Value-Add Real Estate

picture of old apartment building with value added opportunity



When investing in property, commercial real estate investors tell us they want to look for a “value-add” investment. A value-add real estate investment is when the property is under-performing in some way and the investor can improve the property in order to improve the value.

In reality though, many newer investors don’t truly understand what a value-add real estate investment actually means, or they simply don’t recognize one when they see it.

If a commercial property is under-performing, in need of repairs, showing negative cashflow, or has poor bookkeeping records, most self-proclaimed value-add investors will immediately walk away with nothing more than a glance.

Value-Add Real Estate or Turnkey?


While the truly experienced value-add investors don’t operate under these faulty ideals, we’ve seen a trend among newer investors saying they want value-add but actually expecting turnkey.

The whole point of value-add investments, however, is that the property has obstacles. Without any negative circumstances, the property is not value-add real estate.

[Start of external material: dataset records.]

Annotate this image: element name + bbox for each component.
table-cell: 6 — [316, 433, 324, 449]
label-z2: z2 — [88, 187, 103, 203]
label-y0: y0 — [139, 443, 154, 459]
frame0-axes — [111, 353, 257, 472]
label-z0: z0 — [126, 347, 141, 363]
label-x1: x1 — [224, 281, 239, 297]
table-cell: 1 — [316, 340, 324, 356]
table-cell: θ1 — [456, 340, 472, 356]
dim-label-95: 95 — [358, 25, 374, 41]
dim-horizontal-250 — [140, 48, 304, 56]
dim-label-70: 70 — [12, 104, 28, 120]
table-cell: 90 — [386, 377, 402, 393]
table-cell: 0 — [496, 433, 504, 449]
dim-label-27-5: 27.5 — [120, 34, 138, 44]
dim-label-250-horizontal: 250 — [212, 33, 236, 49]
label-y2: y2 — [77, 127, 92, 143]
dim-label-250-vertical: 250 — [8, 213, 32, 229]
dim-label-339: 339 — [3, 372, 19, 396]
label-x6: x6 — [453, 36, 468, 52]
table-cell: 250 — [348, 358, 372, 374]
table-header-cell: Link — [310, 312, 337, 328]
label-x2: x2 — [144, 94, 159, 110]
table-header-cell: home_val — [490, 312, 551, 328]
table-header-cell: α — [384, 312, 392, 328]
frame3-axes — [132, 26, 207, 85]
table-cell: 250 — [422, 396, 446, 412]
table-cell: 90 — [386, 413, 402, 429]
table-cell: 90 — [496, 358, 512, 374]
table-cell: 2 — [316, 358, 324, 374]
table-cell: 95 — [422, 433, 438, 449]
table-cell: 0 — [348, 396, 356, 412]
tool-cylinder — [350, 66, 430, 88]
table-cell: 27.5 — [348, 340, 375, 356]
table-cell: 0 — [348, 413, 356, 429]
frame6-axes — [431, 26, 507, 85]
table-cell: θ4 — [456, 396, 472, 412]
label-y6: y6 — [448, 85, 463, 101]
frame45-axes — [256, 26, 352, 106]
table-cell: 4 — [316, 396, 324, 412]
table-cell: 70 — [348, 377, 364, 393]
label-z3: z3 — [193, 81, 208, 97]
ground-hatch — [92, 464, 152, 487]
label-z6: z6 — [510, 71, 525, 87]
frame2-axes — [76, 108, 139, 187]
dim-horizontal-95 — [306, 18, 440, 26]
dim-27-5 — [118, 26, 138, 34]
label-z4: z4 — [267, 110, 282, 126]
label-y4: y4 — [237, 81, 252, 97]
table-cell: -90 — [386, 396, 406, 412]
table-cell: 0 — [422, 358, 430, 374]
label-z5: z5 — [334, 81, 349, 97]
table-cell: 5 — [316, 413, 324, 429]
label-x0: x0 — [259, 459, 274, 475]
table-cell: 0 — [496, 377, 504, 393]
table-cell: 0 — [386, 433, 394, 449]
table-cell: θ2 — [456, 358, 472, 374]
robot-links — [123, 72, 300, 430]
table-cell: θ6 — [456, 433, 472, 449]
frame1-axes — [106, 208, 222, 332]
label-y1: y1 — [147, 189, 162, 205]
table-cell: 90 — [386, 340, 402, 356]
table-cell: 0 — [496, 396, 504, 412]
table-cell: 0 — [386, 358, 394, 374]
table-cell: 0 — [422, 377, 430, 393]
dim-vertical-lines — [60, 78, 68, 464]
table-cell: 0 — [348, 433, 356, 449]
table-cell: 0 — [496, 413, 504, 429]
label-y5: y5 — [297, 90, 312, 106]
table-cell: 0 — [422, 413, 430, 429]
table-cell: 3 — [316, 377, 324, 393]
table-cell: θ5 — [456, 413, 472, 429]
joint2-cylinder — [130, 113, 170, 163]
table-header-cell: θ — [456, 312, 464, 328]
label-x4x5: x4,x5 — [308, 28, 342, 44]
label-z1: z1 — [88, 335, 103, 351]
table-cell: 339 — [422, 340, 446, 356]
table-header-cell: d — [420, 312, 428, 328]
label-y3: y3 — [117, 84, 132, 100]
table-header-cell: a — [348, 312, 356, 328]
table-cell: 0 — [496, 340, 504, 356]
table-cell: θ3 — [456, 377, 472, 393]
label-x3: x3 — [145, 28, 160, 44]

A true value-add investor doesn’t evaluate a commercial real estate investment on where it is but where it could be.

Negative cashflow, for example, is likely the result of some other underlying issues. Perhaps the owner-occupant is undercharging rents to themselves and other tenants. Perhaps the property is in bad condition and can’t bring in market rents. But simply glancing at the rent rolls, determining that the cashflow is poor and walking away will bring you no closer to a value-add investment property. Why? Because it is within these difficulties that value-add investments are found.

An experienced value-add commercial real estate investor sees opportunity where others only see headaches. An experienced investor will dig into the numbers with a treasure-hunter mentality, rather than expecting treasure to be lying around on the beach.

Buying a property that needs little to no repairs, has positive cashflow, organized books, and an excellent marketing presentation is not a value-add investment, it’s a turnkey investment.

There is nothing wrong with turnkey investing. It’s an equally valuable investment strategy. But you can save yourself and your broker a lot of frustration by realizing that you expect turnkey bookkeeping, condition, location, and cashflow rather than a value-add situation.

To be clear, simply being a value-add property doesn’t make it a good investment. Negative cashflow, poor condition, etc, is certainly a problem that needs to be investigated. Sometimes the investigation is worthwhile, sometimes not. You may see how terrible the situation is and decide it’s not worth digging.

What to Do with Value-Add Investments


But if you really want a value-add investment and the property meets at least some of your initial criteria, determining that a property has problems is not the time to walk away. It’s the time for true value-add investors to dig in and see if there is opportunity others may have missed.

While striking gold when you dig is uncommon, we are certain you won’t strike gold if you never dig below the surface.